Esquecimento comum ou sinal de alerta?
O neurologista destaca que a mudança brusca de personalidade é um sinal de alerta que não deve ser ignorado. Confira os pontos de atenção:
- Apatia excessiva: Perda de interesse por atividades que antes davam prazer;
- Irritabilidade sem causa aparente: Mudanças no temperamento e brigas incomuns;
- Alterações de humor: Confusão entre sintomas depressivos e o início da degeneração cognitiva;
- Dificuldade de julgamento: Problemas em tomar decisões simples do cotidiano.

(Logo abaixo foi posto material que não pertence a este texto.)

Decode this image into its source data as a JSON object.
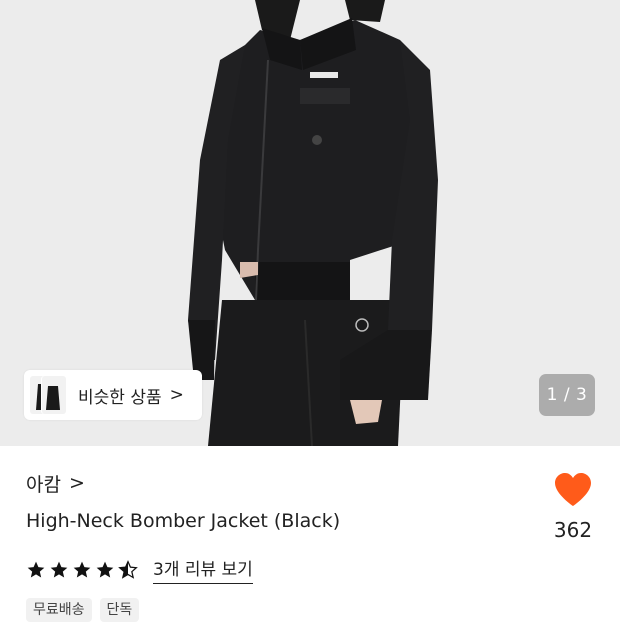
{
  "hero": {
    "similar_label": "비슷한 상품",
    "similar_chevron": ">",
    "pager": "1 / 3"
  },
  "product": {
    "brand": "아캄",
    "brand_chevron": ">",
    "title": "High-Neck Bomber Jacket (Black)",
    "rating": 4.5,
    "review_link": "3개 리뷰 보기",
    "tags": [
      "무료배송",
      "단독"
    ]
  },
  "like": {
    "count": "362",
    "color": "#ff5b1a"
  },
  "colors": {
    "background": "#ececec",
    "star": "#111111"
  }
}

O valor da avaliação precoce
O Dr. João Ricardo compartilha que muitos casos chegam ao consultório após passarem por outros especialistas sem sucesso. “Recentemente, atendi um paciente cujo sintoma inicial era a irritabilidade. Uma investigação detalhada com exames de imagem e testes cognitivos revelou que, por trás daquele comportamento, estava o Alzheimer”, relata.

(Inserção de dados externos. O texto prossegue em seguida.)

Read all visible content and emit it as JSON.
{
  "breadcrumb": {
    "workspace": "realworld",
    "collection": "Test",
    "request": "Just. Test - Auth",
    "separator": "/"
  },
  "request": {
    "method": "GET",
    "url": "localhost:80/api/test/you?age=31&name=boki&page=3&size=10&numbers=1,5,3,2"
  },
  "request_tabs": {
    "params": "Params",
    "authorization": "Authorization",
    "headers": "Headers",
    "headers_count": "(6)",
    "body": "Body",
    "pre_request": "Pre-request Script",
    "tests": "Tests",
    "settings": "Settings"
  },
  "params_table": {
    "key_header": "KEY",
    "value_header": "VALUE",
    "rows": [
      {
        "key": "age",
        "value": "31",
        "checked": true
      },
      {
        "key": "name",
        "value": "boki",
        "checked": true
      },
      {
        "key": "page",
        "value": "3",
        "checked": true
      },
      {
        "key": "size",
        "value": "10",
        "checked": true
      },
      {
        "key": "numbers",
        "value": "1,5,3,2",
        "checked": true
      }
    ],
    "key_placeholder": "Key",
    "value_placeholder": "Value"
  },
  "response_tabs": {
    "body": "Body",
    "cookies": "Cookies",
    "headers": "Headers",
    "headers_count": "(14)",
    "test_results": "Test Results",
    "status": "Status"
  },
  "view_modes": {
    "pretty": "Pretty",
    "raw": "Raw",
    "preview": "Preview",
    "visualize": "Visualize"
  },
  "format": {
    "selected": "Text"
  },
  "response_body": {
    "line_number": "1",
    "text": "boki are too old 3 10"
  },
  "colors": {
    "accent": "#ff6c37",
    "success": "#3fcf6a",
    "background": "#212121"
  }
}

O diagnóstico precoce é a maior ferramenta para reduzir medos. Saber o que está acontecendo permite que a família se planeje e que o paciente receba tratamentos que preservam a qualidade de vida e a funcionalidade por muito mais tempo.
Quando procurar um neurologista?
A autoridade médica no assunto é indispensável para uma pesquisa a fundo. Se você notar que um familiar está “diferente”, com apatia excessiva ou mudanças no modo de tratar as pessoas, não ignore. “Não espere a memória falhar totalmente. A avaliação neurológica precoce desmistifica a doença e oferece o suporte necessário para enfrentar o diagnóstico com dignidade e cuidado”, finaliza o Dr. João Ricardo Leão.